More women are in office than ever before, but incumbency has kept progress slow.

When they raise their hands to be sworn in this January, newly-elected officeholders around the United States will include more women than ever before. More in Congress, more in statewide offices, more in state legislatures, more in city government.

But this month's elections also show how far women must go before achieving parity in politics. The number of women in the US Senate (nine) and in governors' chairs (three) remains the same. There will be two more women in the House of Representatives, but their total there is just 13 percent. And in Congress, both major political parties still are led almost exclusively by men.

As the title of a recent symposium on women and politics at the President Gerald R. Ford Library in Ann Arbor, Mich., put it: "You've Come a Long Way, Maybe."

"While we celebrate our victories, we are dismayed that progress is so slow," says Patricia Ireland, president of the National Organization for Women (NOW). "At this rate, women will not achieve equal representation for more than 200 years."

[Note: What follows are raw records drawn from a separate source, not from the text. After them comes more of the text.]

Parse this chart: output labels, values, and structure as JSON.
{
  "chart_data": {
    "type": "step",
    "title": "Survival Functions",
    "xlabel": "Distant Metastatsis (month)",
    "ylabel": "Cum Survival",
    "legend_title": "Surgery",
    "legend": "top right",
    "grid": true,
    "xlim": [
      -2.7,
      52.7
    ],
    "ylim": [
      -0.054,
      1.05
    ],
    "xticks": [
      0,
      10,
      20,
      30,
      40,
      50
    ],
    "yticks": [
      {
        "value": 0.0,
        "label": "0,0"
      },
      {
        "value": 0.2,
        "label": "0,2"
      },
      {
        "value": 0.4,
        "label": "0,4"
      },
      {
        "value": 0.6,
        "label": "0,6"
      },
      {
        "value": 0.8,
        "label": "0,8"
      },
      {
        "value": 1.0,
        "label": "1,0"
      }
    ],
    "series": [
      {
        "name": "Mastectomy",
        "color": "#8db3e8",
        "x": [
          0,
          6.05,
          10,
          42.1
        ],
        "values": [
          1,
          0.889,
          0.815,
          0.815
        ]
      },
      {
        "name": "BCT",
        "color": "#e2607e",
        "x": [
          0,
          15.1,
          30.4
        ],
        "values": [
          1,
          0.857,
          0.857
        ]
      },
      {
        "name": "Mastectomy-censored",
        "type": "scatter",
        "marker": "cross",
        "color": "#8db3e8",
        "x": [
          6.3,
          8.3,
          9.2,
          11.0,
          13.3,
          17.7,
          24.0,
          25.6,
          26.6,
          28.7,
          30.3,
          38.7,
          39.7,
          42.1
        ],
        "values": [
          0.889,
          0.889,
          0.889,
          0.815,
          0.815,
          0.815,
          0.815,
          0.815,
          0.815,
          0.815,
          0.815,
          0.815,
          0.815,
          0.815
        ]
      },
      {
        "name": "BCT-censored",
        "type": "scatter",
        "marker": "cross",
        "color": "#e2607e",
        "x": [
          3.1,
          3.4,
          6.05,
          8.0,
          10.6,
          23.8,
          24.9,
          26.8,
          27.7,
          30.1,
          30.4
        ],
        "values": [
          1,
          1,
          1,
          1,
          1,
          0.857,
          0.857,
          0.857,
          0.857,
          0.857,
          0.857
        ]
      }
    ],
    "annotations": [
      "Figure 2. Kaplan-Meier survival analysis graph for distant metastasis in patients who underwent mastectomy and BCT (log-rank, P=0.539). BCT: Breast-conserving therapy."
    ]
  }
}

"The thing that's been holding women back is the drag of incumbency," says Janet Clark, professor of political science at the State University of West Georgia. In the recent election, not a single woman won who ran against an incumbent member of the US House or Senate.

Tougher battles lie ahead

In addition to the relatively low numbers of elected women, some observers are troubled by other signs of an uphill battle that may be steepening.

For one thing, the number of women running for state legislatures has continued to drop. This year, there were 2,279 - almost 100 fewer than 1992 (the so-called "year of the woman" in national politics).

"The decreases in women candidates are worrisome because state legislatures are vital for women," says Debbie Walsh, associate director of the Center for the American Woman and Politics at Rutgers University in New Jersey.

"Women must be at the table when critical policies are set in the states," she says. "The legislature can also be an important stepping-stone for a candidate seeking higher office."

Five of the six women who were elected to Congress for the first time had first served in their state legislature.

Falling activism

Another worrisome trend for female political aspirants is the declining membership in many national groups that work to increase women's political influence and leadership opportunities. For example, The League of Women Voters has roughly half the membership it did in 1970. The National Women's Political Caucus has seen a similar decline among its grass-roots workers this decade.

NOW's list of financial contributors remains "pretty steady" at about 500,000, says Ms. Ireland. But she says the number of grass-roots activists willing to work on campaigns and get-out-the-vote efforts has dropped by as much as 75,000 in the past few years.

"Every group is experiencing this," says Anita Perez Ferguson, president of the National Women's Political Caucus. "We speak about it very commonly among ourselves."

There are several reasons for the dwindling support, say women activists. One is the lack of a galvanizing issue such as the Equal Rights Amendment or efforts to outlaw abortion.

THE decline in membership also is seen as part of the general unwillingness to work for volunteer organizations in American society. It may be part of the growing cynicism about politics, the attitude among some women - particularly younger ones - that they're already too busy with their careers, or the perception that barriers to women are a thing of the past.

"After 1992, people thought they had won," says Eleanor Smeal, president of Feminist Majority, one group that has seen increased activism, largely through its campus recruiting effort.

"Certainly, there are more lucrative opportunities in the private sector than ... in government," says Liz Pierini, president of the League of Women Voters of Washington State. "[Elective office] is really a very hard life for anybody. Do women really want to make that sacrifice once they've made their point about overcoming barriers?"

Activists are looking ahead to the elections in 2000 and - perhaps more importantly - to 2002. That's the first election year after the reapportionment and redistricting of seats following the 2000 census - typically a time when an unusually large number of politicians retire.

"That will be open-seat heaven," says Ms. Smeal, whose organization soon will begin a "feminization of power" effort, that will focus on recruiting of experienced and viable women candidates for the election.

"We know that women can win tough races, and we know that women officeholders make a difference," says Mary Hawkesworth, director of the Center for the American Woman and Politics.

"Now we need to make sure that more women are well placed to take advantage of opportunities to win," she says.